(ZENIT News / Rome, 23.09.2024).- The second part of the Synod on Synodality will take place this October, the first part of which was held in October of last year. Monsignor Vincenzo Zhan Silu is one of Pope Francis’ invited guests. He is a Chinese Bishop who was excommunicated for having been ordained Bishop without a papal mandate. His excommunication has been lifted; the Holy See has recognized him and he will be present in the Vatican from October 2-27.
In fact, his name is on the list of the 368 members of the Synod appointed by the Supreme Pontiff, which was made known during a Holy See press conference on September 16.
Pope Francis appointed Bishop Zhan Silu, substituting Monsignor Anthony Yao Shun, Bishop of Jining, who attended the Synod last year. In regard to the reason for the change, Cardinal Jean-Claude Hollerich, SJ, Archbishop of Luxembourg and Relator General of the Synod on Synodality, said that “the Secretariat of State has given us the names, but we have no other information about this.”
It seems that the designation of Monsignor Zhan Silu, instead of Monsignor Yao Shun, came from official bodies of the Chinese Catholic community, controlled by the Beijing Authorities. Zhan Silu, 63, is Bishop of Mindong. He is one of the eight Prelates ordained illicitly that the Pope excommunicated, as the Provisional Agreement between the Holy See and the People’s Republic of China was not respected in the appointment of Bishops.
Zhan Silu was ordained Bishop on January 6, 2000 without the Pope’s mandate in a ceremony held in Beijing.
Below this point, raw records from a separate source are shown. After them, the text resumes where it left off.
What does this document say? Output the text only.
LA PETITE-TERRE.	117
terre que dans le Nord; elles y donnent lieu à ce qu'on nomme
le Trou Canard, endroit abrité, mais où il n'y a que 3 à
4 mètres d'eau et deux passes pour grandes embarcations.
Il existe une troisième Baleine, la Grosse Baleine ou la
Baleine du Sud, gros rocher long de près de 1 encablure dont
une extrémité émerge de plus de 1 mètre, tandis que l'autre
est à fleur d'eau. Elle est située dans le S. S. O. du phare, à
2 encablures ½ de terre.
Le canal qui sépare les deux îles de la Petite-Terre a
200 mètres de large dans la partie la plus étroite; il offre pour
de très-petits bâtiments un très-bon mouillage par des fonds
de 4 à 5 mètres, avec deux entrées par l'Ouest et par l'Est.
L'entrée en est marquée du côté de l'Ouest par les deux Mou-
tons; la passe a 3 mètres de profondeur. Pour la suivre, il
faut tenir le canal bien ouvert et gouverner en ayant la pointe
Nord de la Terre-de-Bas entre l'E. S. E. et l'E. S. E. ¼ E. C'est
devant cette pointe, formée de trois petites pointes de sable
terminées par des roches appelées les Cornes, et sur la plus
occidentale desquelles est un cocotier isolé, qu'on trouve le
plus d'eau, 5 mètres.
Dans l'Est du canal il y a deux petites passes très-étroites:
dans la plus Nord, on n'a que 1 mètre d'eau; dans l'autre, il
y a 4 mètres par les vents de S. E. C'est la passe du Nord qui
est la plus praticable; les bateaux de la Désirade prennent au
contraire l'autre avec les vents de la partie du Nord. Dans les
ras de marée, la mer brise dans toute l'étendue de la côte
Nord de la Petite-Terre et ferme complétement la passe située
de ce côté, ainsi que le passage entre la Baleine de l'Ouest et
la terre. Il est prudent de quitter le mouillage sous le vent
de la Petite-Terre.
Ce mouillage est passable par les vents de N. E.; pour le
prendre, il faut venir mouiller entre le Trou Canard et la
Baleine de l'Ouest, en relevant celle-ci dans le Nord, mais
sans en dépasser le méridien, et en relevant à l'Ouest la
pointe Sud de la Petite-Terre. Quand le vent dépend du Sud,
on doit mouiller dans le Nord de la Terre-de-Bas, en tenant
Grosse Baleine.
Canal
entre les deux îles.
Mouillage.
Pope Francis lifted the excommunication after a Provisional Agreement reached on September 22, 2018 between China and the Vatican, an Agreement on the Vatican’s recognition of Bishops appointed by the Communist Authorities.
Monsignor Zhan Silu is Bishop in the province of Fujian, an area in China with a great Catholic presence, and where Monsignor Vincenzo Guo Xijin was unable to register in the official bodies controlled by the Party and who, in October 2020, according to the Holy See’s intention, should have supported Monsignor Zhan Silu as Auxiliary Bishop. Retired to a life of prayer, Monsignor Guo Xijin, 66, referred to himself in an open letter as “stupid” and “shameless,” unable to keep up with the times and with the style “of the Church in China and, directly, in our diocese.”
Later, the Vatican recognized the Ordination of the Bishops and confirmed them in their dioceses in the context of the current relations of the Church in China and the concessions the Holy Father has made to relieve the tensions with the Chinese Government.